La couronne de beauté que le hasard avait partagée, Aubry en avait réuni les deux tronçons dans ses mains.

Et avec quelle ardeur !

Il n’avait pas pris la guirlande du Maudit à Jeannine, il la lui avait arrachée !

Les deux jeunes filles chevauchaient l’une à côté de l’autre.

Mme Reine avait appelé Aubry auprès d’elle. Mme Reine, en effet, avait compris autrement que Berthe l’indignation d’Aubry ; elle ne voulait plus le laisser entre Berthe et Jeannine. Elle devinait qu’Aubry avait reporté à Berthe l’hommage du Maudit tout entier, parce que l’hommage ne le blessait qu’en s’adressant à Jeannine.

Cela voulait dire : « Ne touchez pas à Jeannine ! »

Quant à Berthe, messire Aubry ne s’opposait point à ce qu’on lui décernât des couronnes.

Sur la route de Pontorson à Dol, il est un site sauvage, un ravin profond et boisé où passe un ruisseau caché sous les glaïeuls. Au creux même du ravin, une croix de pierre mutilée se dressait. On accusait l’Ogre des Iles d’avoir commis là un sacrilège, une nuit qu’il enlevait des petits enfants de Baguer. Ce lieu avait dès longtemps mauvaise renommée. La route y tournait pour gravir la montée et se diriger vers Dol ; sur la droite un bois de haute futaie s’étendait.

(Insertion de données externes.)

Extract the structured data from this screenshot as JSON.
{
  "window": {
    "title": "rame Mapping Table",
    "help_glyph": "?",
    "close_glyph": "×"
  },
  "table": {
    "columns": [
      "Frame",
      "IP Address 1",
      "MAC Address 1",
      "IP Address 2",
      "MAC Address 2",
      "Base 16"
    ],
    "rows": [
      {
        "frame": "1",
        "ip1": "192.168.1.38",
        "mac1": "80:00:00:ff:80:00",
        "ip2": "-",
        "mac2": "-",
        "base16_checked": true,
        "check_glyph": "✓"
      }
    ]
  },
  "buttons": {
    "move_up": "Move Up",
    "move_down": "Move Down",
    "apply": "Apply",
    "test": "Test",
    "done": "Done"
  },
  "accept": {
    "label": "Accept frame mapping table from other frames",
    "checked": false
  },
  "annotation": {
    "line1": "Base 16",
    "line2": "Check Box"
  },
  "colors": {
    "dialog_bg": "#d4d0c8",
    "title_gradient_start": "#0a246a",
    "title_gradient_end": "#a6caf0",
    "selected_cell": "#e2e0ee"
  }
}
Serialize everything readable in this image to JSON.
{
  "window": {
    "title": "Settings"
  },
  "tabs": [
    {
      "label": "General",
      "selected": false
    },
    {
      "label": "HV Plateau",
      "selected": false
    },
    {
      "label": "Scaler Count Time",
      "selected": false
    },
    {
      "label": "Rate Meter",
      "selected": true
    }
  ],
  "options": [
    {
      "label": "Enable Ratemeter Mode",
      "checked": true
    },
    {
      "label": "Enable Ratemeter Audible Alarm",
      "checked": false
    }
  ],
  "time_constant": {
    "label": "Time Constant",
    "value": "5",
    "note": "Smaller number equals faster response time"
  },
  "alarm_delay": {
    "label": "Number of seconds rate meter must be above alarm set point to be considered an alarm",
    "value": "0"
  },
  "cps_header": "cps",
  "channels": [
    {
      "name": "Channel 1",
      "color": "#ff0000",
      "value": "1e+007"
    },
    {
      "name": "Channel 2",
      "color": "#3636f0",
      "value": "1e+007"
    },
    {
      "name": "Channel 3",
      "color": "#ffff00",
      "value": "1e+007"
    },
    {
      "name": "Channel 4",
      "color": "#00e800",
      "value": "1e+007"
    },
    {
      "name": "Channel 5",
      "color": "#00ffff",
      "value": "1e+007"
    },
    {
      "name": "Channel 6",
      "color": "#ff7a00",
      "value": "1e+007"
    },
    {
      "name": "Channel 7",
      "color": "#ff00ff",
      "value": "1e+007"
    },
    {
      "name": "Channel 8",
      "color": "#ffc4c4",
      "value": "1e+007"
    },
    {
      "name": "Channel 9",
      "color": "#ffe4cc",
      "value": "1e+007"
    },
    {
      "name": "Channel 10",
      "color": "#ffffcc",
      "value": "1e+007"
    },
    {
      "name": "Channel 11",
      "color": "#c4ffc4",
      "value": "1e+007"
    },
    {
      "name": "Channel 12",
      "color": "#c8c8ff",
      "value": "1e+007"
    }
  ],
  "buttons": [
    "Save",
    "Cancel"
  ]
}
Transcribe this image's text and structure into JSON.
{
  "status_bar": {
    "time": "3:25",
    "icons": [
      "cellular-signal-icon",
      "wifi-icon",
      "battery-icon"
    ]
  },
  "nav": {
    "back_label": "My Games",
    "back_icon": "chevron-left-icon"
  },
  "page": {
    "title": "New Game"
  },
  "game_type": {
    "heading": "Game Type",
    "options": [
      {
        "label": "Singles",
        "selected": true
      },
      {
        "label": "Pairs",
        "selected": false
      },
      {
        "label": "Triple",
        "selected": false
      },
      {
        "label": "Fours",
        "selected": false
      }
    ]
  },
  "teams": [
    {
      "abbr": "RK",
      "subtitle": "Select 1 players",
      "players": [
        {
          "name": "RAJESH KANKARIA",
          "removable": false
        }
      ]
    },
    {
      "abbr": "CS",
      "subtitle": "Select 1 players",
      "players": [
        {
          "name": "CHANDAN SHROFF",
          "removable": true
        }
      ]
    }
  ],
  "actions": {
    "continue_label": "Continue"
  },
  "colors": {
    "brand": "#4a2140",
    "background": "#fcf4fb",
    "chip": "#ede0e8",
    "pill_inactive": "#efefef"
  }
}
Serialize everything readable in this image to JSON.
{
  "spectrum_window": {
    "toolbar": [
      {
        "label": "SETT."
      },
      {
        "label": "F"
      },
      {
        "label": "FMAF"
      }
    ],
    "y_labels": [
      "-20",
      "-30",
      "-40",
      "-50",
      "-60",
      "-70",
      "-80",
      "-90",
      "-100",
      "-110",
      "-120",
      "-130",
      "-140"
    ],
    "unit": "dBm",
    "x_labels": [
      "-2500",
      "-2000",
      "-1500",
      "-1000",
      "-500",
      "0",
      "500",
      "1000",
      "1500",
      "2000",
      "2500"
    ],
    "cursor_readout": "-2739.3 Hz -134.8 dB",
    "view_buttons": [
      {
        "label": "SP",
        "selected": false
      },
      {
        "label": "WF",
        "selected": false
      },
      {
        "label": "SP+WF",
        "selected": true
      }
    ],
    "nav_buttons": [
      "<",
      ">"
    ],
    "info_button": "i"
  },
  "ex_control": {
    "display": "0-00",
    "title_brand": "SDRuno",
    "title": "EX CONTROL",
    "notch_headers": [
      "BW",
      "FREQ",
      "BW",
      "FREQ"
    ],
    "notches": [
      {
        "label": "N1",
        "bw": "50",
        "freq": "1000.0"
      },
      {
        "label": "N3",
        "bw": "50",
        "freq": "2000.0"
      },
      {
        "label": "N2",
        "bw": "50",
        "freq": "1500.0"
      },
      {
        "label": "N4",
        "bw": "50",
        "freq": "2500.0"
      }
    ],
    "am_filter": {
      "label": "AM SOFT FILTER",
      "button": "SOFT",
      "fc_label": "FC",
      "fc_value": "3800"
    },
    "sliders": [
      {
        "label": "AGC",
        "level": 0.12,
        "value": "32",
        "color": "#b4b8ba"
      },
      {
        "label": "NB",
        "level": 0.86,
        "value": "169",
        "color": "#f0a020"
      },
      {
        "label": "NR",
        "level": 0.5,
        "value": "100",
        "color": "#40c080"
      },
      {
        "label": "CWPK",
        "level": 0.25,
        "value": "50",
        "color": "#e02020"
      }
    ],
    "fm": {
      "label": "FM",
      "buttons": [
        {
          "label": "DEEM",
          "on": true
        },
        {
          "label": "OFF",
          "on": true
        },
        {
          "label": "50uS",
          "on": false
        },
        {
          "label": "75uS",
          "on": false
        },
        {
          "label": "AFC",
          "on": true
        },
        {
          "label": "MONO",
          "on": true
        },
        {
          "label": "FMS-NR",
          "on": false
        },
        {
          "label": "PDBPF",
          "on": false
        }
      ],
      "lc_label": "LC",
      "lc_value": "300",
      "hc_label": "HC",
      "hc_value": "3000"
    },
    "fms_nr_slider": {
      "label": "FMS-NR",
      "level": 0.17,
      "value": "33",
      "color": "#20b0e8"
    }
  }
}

La nuit commençait à tomber quand l’escorte arriva en vue de la croix brisée. Mme Reine marchait en tête avec Aubry. Entre lui et Jeannine, il y avait la maison de la douairière et les hommes d’armes de Kergariou.

Au moment où Mme Reine et son fils commençaient à gravir la montée après avoir dépassé la croix, ils entendirent des cris sur les derrières. Aubry crut reconnaître la voix de Jeannine ; il s’élança. Au pied même de la croix, les deux hommes d’armes de Maurever qui formaient l’arrière-garde de l’escorte, étaient couchés morts. Jeannine et Berthe avaient disparu.